|
|
Mild maar vastberaden lacht hij ons toe op een foto op de site van Tubantia. Ugur Çete gaat een gedenksteen plaatsen om de Turkse slachtoffers uit de periode rond 1915 te herdenken. Hij voelt zich op de teentjes getrapt omdat de gemeente wel naar de herdenking van de Armenen gaat en zich vorig weekend niet liet zien op een conferentie waarop het Turkse standpunt werd toegelicht.

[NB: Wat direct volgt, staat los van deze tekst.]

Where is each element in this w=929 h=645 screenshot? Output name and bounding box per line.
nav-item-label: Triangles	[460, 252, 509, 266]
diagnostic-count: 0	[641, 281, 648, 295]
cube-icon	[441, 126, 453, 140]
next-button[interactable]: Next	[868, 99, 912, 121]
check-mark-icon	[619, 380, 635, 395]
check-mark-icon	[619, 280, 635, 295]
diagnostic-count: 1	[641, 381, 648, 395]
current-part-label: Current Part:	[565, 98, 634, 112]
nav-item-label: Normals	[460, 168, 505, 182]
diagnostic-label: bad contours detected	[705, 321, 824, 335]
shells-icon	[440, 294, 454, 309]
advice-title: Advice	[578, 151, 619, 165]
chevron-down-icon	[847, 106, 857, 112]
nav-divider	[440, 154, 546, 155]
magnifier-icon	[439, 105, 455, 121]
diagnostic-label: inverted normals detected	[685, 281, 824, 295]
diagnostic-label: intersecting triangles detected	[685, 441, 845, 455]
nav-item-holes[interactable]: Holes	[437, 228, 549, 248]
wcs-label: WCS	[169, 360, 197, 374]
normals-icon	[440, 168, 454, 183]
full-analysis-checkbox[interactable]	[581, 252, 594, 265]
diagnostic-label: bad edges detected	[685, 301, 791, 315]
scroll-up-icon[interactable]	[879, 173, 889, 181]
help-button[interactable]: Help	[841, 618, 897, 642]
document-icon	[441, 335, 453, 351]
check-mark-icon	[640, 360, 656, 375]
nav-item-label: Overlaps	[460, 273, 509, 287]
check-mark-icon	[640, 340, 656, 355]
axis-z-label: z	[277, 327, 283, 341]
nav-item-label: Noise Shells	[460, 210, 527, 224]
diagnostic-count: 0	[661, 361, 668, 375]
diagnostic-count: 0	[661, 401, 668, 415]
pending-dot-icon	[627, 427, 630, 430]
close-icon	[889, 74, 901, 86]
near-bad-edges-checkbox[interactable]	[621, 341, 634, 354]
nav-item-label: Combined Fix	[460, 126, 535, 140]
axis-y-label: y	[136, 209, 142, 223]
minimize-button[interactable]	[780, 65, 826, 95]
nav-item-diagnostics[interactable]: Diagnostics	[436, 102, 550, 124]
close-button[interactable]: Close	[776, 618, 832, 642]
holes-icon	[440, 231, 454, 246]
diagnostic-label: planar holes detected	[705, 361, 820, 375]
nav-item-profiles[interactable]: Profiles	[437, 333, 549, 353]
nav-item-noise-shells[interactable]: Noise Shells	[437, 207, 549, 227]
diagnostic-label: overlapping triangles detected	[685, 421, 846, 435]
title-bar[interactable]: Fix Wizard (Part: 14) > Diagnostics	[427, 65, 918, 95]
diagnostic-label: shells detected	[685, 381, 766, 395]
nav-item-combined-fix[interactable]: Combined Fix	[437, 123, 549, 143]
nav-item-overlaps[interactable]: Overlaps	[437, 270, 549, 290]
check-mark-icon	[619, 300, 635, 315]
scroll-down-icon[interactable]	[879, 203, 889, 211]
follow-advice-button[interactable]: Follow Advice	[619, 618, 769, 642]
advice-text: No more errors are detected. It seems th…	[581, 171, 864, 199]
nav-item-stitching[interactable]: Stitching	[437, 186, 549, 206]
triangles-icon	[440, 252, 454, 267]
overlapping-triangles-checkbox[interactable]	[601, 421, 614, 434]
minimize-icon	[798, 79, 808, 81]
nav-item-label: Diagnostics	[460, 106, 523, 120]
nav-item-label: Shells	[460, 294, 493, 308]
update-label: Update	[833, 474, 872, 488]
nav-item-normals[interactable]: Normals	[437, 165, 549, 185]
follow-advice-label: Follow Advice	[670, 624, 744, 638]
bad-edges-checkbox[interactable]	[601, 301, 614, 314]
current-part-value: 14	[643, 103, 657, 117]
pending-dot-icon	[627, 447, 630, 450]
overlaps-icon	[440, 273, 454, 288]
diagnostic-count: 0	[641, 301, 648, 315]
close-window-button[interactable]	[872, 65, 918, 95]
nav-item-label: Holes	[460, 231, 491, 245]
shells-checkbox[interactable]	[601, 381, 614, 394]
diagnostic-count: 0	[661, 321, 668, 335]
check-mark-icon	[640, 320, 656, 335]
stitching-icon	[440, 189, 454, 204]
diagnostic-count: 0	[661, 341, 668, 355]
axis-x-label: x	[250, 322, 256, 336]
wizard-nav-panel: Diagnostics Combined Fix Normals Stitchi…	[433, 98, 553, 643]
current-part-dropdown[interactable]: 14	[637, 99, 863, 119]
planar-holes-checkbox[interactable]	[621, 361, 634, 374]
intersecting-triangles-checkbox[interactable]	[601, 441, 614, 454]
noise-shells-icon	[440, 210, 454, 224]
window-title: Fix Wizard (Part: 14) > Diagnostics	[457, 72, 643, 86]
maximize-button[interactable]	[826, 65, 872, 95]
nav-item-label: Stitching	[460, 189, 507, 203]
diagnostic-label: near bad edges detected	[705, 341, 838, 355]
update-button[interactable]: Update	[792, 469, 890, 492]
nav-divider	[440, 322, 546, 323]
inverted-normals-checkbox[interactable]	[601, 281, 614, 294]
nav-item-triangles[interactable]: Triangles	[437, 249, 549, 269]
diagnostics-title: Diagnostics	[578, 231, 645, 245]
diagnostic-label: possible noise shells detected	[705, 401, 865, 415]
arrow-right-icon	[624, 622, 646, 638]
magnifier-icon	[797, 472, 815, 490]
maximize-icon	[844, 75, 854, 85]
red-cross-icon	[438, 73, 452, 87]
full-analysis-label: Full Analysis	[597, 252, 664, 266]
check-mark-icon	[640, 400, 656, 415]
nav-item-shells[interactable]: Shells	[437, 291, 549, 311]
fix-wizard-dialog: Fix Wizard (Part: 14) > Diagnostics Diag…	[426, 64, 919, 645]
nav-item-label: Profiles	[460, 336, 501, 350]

Nu geloof ik niet dat veel Almeloërs wakker liggen van de Turkse “kwestie” of “genocide” van 1915 al weer. Wij hebben bovendien genoeg aan onze eigen historische uitglijders.
Er is wereldwijd in de loop der eeuwen gigantisch veel fout gegaan en vaak krijg je achteraf de welles-nietes verhalen. Iedere groep probeert z’n straatje zo veel mogelijk schoon te vegen. Alles kun je bijdraaien, echter de doden blijven. In 1915 waren dat er zo’n 500000 en dat is dunkt me genoeg voor een aantal gedenkstenen.
We moeten daar niet al te moeilijk over doen. Herdenken mag en moet zelfs opdat we er lering uit trekken. In dit geval kan het heel simpel zijn. De Armenen hebben een kerk en de Turken een moskee. Plaats de gedenkstenen op de pleinen van deze gebouwen en ga er jaarlijks een keer omheen staan. Klaar. Niemand heeft er verder last van en je kunt op eigen terrein je gang gaan. Zelf betalen en onderhouden. De gemeente zorgt bovendien voor een afgevaardigde die z’n gezicht laat zien. Iedereen tevreden.
De geschiedenis wordt door het plaatsen van gedenkstenen niet vergeten, maar nog beter is het om toekomstgericht bezig te zijn en te proberen de conflicten en ergernissen van nu op te lossen. Gelijk halen is leuk, maar je kunt je beter richten op de toekomst. Weg met dat haantjesgedrag. Verdraagzaamheid en begrip lossen heel veel op. Lering trekken uit het verleden en van daaruit bouwen. Over tot de orde van de dag.